The National Park Service is calling on the public to help find a group of people who trespassed and vandalized the home of the endangered Devils Hole pupfish, the agency announced Friday.

Five people were recorded on security cameras about 5 p.m. Nov. 5 breaking into the restricted area around the Devils Hole habitat about 90 miles west of Las Vegas and damaging government property in the process.

It’s unclear what the five individuals did after they broke through the fence surrounding Devils Hole, but they did not harm any fish, said Death Valley National Park spokeswoman Abby Wines. The last count of the pupfish, recorded in September, was 115.

Nov. 5 was the second time in two years that someone broke into the home of the endangered pupfish.

In April 2016, three men were caught on a security camera jumping the habitat’s fence and shooting up government security equipment. One man, captured on an underwater camera, stomped around the shallow shelf in the pond where the pupfish feed and spawn.

Park employees later found beer cans and vomit at the edge of the pool, a pair of boxers floating in the water, and a dead fish.

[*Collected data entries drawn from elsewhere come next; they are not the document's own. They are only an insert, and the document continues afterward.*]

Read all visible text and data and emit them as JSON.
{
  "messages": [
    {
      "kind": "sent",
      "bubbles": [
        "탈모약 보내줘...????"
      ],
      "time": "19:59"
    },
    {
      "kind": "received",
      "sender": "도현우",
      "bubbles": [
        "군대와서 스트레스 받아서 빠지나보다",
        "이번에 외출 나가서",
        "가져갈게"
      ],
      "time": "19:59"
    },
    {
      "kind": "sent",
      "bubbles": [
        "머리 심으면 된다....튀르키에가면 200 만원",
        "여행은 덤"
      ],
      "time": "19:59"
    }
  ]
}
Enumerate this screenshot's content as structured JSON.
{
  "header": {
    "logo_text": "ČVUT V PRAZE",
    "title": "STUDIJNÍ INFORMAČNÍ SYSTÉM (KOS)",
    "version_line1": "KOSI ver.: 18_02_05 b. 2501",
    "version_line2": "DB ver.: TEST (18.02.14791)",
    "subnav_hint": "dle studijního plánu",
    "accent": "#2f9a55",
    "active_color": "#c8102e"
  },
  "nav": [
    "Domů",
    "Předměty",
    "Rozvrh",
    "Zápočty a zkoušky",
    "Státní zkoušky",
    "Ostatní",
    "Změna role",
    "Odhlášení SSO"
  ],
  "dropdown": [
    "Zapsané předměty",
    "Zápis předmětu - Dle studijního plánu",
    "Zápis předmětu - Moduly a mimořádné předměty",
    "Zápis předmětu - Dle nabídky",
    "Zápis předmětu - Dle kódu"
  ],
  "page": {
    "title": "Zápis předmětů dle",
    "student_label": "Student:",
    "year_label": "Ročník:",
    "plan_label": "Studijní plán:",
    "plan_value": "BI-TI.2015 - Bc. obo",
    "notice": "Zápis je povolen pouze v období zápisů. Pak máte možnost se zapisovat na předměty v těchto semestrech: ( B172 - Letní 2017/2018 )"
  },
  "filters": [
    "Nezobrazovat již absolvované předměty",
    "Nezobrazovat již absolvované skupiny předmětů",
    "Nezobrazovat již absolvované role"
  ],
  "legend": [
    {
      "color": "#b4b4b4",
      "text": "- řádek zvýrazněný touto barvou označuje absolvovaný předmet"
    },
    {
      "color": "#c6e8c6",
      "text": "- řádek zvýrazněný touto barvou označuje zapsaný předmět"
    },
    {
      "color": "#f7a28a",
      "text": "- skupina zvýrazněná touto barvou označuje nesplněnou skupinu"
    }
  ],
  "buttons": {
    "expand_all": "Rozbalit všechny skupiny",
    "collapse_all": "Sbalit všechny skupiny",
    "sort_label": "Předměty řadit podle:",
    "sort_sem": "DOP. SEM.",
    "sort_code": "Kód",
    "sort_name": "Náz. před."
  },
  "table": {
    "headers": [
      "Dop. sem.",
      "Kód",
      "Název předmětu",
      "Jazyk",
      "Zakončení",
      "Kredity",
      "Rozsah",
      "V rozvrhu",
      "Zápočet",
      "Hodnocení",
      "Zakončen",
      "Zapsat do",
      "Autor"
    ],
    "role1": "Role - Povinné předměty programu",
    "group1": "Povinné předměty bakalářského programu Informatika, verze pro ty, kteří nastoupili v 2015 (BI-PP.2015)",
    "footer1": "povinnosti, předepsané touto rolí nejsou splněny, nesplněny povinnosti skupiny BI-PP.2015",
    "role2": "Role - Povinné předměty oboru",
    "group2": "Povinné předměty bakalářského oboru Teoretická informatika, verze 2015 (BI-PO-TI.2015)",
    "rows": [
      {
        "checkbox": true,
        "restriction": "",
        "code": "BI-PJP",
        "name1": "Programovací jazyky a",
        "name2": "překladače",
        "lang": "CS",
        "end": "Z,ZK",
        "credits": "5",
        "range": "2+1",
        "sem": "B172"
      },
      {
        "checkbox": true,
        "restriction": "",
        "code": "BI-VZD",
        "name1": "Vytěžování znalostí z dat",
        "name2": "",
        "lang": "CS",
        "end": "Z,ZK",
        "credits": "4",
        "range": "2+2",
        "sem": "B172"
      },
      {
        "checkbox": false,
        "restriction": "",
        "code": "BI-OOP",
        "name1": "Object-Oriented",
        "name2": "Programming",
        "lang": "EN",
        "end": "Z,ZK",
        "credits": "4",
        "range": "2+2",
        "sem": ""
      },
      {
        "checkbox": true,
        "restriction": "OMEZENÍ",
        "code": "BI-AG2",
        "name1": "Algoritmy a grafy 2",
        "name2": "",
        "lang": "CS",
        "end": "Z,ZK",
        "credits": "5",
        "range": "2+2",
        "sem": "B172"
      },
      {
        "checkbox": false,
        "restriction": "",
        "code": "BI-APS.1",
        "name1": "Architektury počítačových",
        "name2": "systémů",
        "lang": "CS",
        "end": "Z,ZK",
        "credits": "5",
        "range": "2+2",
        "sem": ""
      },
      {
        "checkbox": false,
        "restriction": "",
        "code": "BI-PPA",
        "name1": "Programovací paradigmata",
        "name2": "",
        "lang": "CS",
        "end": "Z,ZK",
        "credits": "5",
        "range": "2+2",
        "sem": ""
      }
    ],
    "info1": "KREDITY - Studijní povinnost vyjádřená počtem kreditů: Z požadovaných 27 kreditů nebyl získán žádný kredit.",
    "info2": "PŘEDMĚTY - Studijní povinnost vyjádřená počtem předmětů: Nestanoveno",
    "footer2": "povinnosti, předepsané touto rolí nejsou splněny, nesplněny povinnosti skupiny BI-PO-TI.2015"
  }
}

Though it was unclear if the men killed the fish, their romp sparked an ongoing criminal investigation, and the Park Service and the Nye County Sheriff’s Office have interviewed Steven Schwinkendorf, 29, of Pahrump, Edgar Reyes, 35, of North Las Vegas, and Trenton Sargent, 26, of Indian Springs in connection with the incident.

Despite not reaching the level of the harm done by the three men in April 2016, any trespass is significant, Wines said, because the pupfish is a critically endangered species found only in one place, at the bottom of Devils Hole.

“They are extremely fragile,” Wines said. “Fortunately this group did not do any harm, but it would be very possible to enter the area and harm the fish without even meaning to.”

Tips from the public were instrumental in finding the people responsible for breaking into Devils Hole in 2016, the park service wrote in a release Thursday.

“Together we can protect our treasured National Park Service sites,” the release said.